I am trying to understand this basic notion in DSP architecture and instruction execution:
"Based on Harvard architecture, the CPU can concurrently fetch the data and instruction words...- Instruction fetches can take place during previous instruction execution and not wait for either a finish of instruction execution or have to stop the processor's operation while the next instruction is being fetched."
However due to my limited knowledge of computer architecture, this question arises to me: "If the data (operands) to be manipulated are destined by the instruction word, how is it possible!? imagine by iteration from very first cycle, the instr. is loaded from prog. memory, then the two operands should be loaded in next cycle and here is the ambiguity: now it is the execution time/cycle turn, so if while loading the data, the next instr. was loading simultaneously, the previous loaded instr. was lost and thus what could happen to the execution of that!? Or am i wrong and the execution is done immediately by loading the data from memory to data register!?"
** code example: MPYF3 *(AR0)++, *(AR1)++, R0
*addendum: I think, Since there is no register file so there is no load of any data into any register - directly done through memory!! So in my opinion, after very first instr. has fetched, in next cycle the required data (operands) destined by the prev. instr. are manipulated (instr. exec.) through memory by functional unit and meanwhile the next instr. word is fetched, and the address of operands are also updated (as a result of exceution, through address register ALU); All because each of this operations (data access, arithmetic operation, address update, instruction fetch) are processed via distinctive - physical - architecture.

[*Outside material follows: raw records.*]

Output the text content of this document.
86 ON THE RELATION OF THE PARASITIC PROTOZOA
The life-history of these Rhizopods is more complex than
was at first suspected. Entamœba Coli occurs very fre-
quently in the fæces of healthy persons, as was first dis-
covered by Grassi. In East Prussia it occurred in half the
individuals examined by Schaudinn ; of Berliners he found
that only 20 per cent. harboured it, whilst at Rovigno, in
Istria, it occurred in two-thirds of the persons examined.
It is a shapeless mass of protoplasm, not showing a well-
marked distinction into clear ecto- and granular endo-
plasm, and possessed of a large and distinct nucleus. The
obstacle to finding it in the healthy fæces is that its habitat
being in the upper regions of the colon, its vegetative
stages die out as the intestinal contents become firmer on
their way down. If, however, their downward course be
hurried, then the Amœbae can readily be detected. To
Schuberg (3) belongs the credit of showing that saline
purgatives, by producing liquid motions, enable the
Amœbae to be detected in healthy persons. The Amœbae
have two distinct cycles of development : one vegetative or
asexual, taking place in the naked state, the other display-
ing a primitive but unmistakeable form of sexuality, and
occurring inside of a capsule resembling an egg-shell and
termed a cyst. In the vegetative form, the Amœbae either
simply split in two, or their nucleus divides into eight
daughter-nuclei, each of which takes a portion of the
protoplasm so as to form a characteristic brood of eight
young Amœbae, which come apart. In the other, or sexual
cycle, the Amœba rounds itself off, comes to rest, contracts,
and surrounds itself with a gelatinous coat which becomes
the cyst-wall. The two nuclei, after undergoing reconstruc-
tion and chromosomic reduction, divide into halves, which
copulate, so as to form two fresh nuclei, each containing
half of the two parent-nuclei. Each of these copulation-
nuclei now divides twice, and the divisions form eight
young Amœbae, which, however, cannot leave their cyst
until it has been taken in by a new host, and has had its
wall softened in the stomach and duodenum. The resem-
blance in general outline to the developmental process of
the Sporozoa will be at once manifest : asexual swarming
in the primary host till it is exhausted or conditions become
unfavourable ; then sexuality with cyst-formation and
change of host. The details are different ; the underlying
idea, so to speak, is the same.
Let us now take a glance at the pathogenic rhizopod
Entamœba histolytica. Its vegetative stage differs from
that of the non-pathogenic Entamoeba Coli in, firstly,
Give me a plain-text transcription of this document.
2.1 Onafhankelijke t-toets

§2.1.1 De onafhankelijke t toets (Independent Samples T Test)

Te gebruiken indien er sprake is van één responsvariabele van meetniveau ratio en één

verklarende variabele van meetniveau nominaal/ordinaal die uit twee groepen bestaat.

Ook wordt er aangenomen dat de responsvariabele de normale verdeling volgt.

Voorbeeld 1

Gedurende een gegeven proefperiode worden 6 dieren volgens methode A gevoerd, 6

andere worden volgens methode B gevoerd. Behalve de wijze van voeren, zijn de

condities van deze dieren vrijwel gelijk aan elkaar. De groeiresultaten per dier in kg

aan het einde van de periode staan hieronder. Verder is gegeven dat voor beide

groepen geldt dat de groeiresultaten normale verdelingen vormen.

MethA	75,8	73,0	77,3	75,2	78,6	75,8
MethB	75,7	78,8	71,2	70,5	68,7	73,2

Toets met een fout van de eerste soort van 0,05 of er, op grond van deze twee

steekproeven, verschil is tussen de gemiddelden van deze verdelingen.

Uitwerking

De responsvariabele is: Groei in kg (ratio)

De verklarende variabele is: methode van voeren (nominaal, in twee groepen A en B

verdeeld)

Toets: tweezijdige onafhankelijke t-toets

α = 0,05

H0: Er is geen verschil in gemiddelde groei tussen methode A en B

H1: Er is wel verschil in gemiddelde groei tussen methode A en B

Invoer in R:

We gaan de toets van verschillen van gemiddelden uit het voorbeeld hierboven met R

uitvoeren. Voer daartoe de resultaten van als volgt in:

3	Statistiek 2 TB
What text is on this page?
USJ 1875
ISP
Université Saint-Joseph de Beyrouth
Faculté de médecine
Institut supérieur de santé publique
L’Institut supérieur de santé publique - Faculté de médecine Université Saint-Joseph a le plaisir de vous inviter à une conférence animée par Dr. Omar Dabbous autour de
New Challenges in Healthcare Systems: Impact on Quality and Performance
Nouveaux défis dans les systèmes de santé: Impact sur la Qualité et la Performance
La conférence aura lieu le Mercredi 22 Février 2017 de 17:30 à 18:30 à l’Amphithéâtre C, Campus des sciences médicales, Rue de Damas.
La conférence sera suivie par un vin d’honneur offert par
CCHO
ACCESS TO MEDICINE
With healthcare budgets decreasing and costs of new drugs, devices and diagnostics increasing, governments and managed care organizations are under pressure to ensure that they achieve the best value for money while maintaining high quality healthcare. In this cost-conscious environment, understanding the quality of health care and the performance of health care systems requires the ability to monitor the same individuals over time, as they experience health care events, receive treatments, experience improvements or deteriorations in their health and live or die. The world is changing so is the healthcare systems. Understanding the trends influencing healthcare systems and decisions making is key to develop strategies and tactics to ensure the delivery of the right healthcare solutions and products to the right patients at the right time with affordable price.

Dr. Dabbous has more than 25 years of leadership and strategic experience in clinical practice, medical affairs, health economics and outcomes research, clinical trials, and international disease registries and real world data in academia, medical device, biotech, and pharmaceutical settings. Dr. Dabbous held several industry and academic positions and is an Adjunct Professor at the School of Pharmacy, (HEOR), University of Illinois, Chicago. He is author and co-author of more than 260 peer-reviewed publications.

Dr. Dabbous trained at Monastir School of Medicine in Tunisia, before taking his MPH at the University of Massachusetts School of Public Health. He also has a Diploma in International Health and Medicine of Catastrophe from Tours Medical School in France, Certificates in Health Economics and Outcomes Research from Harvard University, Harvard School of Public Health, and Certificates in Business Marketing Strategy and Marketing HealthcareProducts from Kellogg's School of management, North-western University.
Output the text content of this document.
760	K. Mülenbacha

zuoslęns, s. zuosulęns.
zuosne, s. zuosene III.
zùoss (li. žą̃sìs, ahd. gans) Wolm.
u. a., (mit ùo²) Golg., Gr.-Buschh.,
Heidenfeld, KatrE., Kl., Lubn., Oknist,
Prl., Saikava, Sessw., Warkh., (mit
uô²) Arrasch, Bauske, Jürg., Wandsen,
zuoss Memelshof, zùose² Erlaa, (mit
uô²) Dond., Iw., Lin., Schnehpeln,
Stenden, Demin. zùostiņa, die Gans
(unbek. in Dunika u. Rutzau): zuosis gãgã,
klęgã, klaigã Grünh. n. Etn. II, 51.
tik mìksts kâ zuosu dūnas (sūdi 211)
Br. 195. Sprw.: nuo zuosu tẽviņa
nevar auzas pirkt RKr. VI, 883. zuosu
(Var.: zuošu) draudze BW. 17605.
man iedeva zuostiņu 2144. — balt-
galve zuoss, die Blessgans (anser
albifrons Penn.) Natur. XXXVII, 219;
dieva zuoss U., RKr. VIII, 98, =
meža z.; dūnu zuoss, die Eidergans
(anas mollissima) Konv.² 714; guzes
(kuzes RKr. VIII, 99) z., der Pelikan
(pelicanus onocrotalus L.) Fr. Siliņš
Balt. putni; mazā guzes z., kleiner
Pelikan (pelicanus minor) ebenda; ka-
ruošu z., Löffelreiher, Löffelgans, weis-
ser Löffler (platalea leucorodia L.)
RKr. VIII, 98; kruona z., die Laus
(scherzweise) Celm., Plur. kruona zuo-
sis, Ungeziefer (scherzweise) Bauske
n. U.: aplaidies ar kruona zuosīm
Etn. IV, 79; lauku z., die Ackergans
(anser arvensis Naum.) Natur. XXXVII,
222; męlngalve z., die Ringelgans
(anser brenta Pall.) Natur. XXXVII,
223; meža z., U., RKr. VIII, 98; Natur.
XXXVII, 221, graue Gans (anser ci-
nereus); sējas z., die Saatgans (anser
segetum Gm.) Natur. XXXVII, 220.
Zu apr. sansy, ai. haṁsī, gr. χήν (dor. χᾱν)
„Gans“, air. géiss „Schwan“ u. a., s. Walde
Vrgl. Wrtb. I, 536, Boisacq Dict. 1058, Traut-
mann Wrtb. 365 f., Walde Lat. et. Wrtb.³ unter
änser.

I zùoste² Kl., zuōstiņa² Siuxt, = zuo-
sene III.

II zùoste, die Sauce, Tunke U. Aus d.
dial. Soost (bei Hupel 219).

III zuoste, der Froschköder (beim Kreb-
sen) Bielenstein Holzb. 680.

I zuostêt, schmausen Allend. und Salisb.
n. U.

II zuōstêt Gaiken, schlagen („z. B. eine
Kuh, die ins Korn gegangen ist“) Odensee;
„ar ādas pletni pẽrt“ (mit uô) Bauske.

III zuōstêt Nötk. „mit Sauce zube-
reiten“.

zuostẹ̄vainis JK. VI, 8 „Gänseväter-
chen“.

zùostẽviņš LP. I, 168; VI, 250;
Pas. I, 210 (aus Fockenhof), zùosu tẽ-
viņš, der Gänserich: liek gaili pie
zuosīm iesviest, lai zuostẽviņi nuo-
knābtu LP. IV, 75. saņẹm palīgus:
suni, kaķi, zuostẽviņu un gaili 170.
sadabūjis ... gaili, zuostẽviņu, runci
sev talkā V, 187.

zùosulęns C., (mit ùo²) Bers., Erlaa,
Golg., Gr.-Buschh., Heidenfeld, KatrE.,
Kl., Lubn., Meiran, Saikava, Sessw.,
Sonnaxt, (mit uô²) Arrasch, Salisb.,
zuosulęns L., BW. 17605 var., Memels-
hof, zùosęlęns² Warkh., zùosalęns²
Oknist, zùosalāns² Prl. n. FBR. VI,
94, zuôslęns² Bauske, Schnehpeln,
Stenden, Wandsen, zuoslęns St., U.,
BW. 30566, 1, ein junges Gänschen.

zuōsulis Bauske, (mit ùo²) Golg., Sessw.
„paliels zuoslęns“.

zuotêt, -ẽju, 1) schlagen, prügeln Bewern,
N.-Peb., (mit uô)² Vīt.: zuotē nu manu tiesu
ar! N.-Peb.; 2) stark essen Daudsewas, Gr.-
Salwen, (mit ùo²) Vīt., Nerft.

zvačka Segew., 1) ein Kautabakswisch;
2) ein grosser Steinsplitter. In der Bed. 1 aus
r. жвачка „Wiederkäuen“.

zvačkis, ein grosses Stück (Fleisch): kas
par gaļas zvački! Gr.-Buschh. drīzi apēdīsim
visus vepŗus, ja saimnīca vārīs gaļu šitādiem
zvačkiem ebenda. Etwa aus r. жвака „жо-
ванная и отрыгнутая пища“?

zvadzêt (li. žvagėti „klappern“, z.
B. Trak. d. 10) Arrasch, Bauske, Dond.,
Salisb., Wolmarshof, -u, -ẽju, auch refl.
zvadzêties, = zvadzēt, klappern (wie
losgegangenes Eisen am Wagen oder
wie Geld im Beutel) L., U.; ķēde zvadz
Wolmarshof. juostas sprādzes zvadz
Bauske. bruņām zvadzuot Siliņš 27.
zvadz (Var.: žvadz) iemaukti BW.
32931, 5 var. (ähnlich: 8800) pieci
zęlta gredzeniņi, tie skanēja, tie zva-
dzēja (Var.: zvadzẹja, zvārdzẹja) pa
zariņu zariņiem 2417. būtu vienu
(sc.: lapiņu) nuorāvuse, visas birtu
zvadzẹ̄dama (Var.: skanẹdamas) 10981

Is there anyone who can assure me about this my interpretation!? Explanation of a typical instruction iterated over cycles making use of concurrent data and instruction access in DSP Harvard architecture is greatly appreciated.
Thanks in advance
The Harvard architecture is one that has two distinct memories, caches, busses, etc. One is for the instructions and the other is for the data. This is in stark contrast to the Von Neumann architecture which has a single unified memory for instructions and data.
An aside: A common problem with C/C++ software is the buffer overflow, where you (the bad guy) maliciously write lots and lots of instructions as the "input data" to a program in the hopes that someone didn't check input length and will accidentally allow your "data" (which is actually a program, disguised as data!) to overwrite the "instructions" portion of memory. Then when the program runs into those new instructions: BAM! Your "data" (which is actually a program) now has control over the original program. Harvard architectures don't suffer from this problem by virtue of their two separate memory spaces.
So how does this DSP CPU accomplish multiple things at a time? Is it magic? Not really. What this means is simply that the CPU is pipelined. Pipelined means that a CPU can be executing the start of one instruction, the middle of another, and the end of a third all at the same time. How? By keeping a set of intermediate result registers which serve as the "output" for one stage of the pipeline and the "input" to another.
It's worth noting that pipelining has nothing to do with Harvard/Von Neumann architecture. Both can be pipelined.